# What are moonspots?



## LordDreyfus (Jan 9, 2014)

From what I gather it's a dominant trait, but can be hidden to just a few hairs? I was told by a breeder that it was "more under the hair" whatever that means.

I'll be picking up this little cutie Thursday .


----------



## KW Farms (Jun 21, 2008)

I don't see any moon spots on your buckling.

Moon spots are irregular, somewhat round spots of color on top of the coat pattern. They are randomly placed on the coat and have no order or pattern. Moon spots vary in color from light creme to dark brown. They can come in many different colors, but will never be true white or black.

Moon spots are a dominant gene, meaning either sire or dam has to have them in order to pass them onto the offspring. They will not randomly pop up, however, sometimes moon spots can be hidden on the coat. A moon spot can be just a few hairs, hidden under white (since white is not a color, but absence of color), or even so close to the goat's color that it's hard to notice. Some goats seem to easily pass on their moon spots, while others could be heavily moon spotted, yet never or rarely throw moon spots on their kids. Moon spots on kids often will start out dark and lighten up as they grow.

Check out this website for photos of moon spotted goats: http://nigeriandwarfcolors.weebly.com/coat-patterns.html


----------



## ArborGoats (Jan 24, 2013)

Do you have a picture of his other side?


----------



## LordDreyfus (Jan 9, 2014)

Thanks for the info! That clears it up quite a bit. 

The baby in the pic is a registered doe I'm picking up soon. Her breeder told me she didn't have moon spots so I was trying to figure out what the differences were between her spots and moon spots.


----------



## LordDreyfus (Jan 9, 2014)

Not yet. I was told her (it's a girl) only had spots on one side.

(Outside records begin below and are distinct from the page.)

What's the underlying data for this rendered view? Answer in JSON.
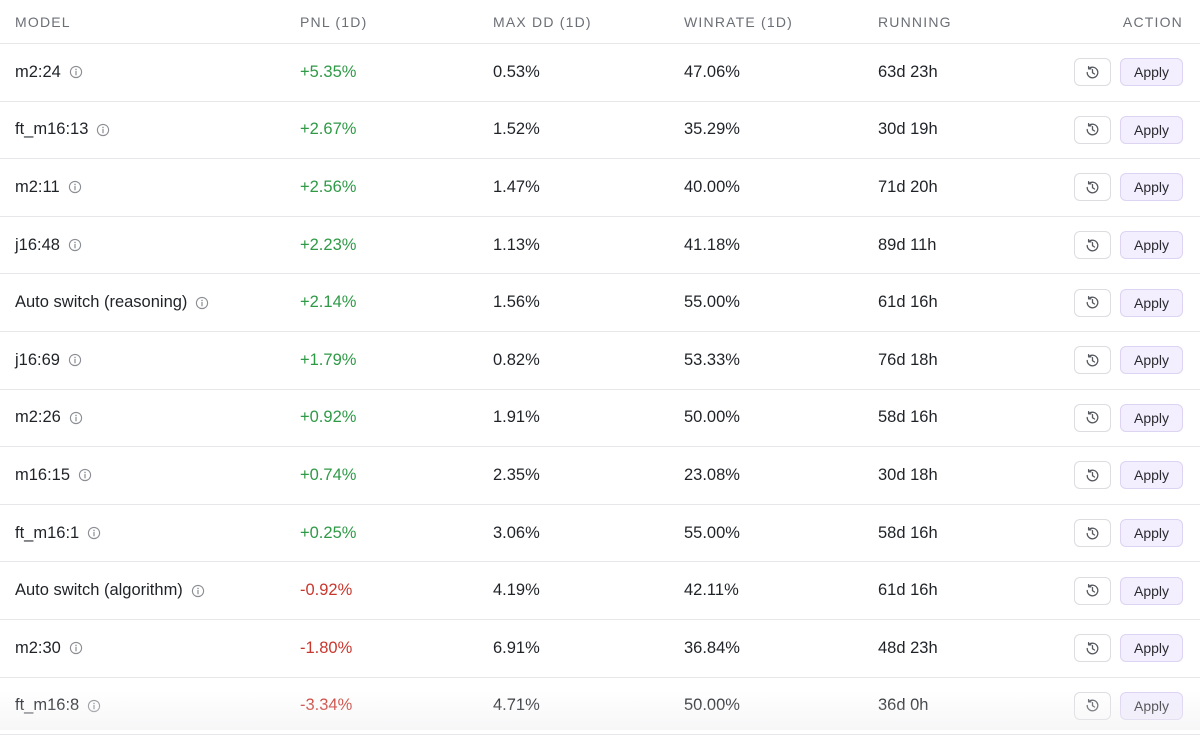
{
  "headers": {
    "model": "MODEL",
    "pnl": "PNL (1D)",
    "max_dd": "MAX DD (1D)",
    "winrate": "WINRATE (1D)",
    "running": "RUNNING",
    "action": "ACTION"
  },
  "apply_label": "Apply",
  "colors": {
    "positive": "#2f9a46",
    "negative": "#c8372d",
    "apply_bg": "#f3efff"
  },
  "rows": [
    {
      "model": "m2:24",
      "pnl": "+5.35%",
      "dir": "pos",
      "max_dd": "0.53%",
      "winrate": "47.06%",
      "running": "63d 23h"
    },
    {
      "model": "ft_m16:13",
      "pnl": "+2.67%",
      "dir": "pos",
      "max_dd": "1.52%",
      "winrate": "35.29%",
      "running": "30d 19h"
    },
    {
      "model": "m2:11",
      "pnl": "+2.56%",
      "dir": "pos",
      "max_dd": "1.47%",
      "winrate": "40.00%",
      "running": "71d 20h"
    },
    {
      "model": "j16:48",
      "pnl": "+2.23%",
      "dir": "pos",
      "max_dd": "1.13%",
      "winrate": "41.18%",
      "running": "89d 11h"
    },
    {
      "model": "Auto switch (reasoning)",
      "pnl": "+2.14%",
      "dir": "pos",
      "max_dd": "1.56%",
      "winrate": "55.00%",
      "running": "61d 16h"
    },
    {
      "model": "j16:69",
      "pnl": "+1.79%",
      "dir": "pos",
      "max_dd": "0.82%",
      "winrate": "53.33%",
      "running": "76d 18h"
    },
    {
      "model": "m2:26",
      "pnl": "+0.92%",
      "dir": "pos",
      "max_dd": "1.91%",
      "winrate": "50.00%",
      "running": "58d 16h"
    },
    {
      "model": "m16:15",
      "pnl": "+0.74%",
      "dir": "pos",
      "max_dd": "2.35%",
      "winrate": "23.08%",
      "running": "30d 18h"
    },
    {
      "model": "ft_m16:1",
      "pnl": "+0.25%",
      "dir": "pos",
      "max_dd": "3.06%",
      "winrate": "55.00%",
      "running": "58d 16h"
    },
    {
      "model": "Auto switch (algorithm)",
      "pnl": "-0.92%",
      "dir": "neg",
      "max_dd": "4.19%",
      "winrate": "42.11%",
      "running": "61d 16h"
    },
    {
      "model": "m2:30",
      "pnl": "-1.80%",
      "dir": "neg",
      "max_dd": "6.91%",
      "winrate": "36.84%",
      "running": "48d 23h"
    },
    {
      "model": "ft_m16:8",
      "pnl": "-3.34%",
      "dir": "neg",
      "max_dd": "4.71%",
      "winrate": "50.00%",
      "running": "36d 0h"
    }
  ]
}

I'm fine with them being just spots, I was just trying to figure out the differences.


----------



## KW Farms (Jun 21, 2008)

Yeah, she's just got white markings. White spots are totally different than moon spots.


----------



## NubianFan (Jun 3, 2013)

They are the spots you see after someone moons you.


----------



## mayia97420 (Apr 22, 2014)

From what I understand moon spots can be any color but white or black.


----------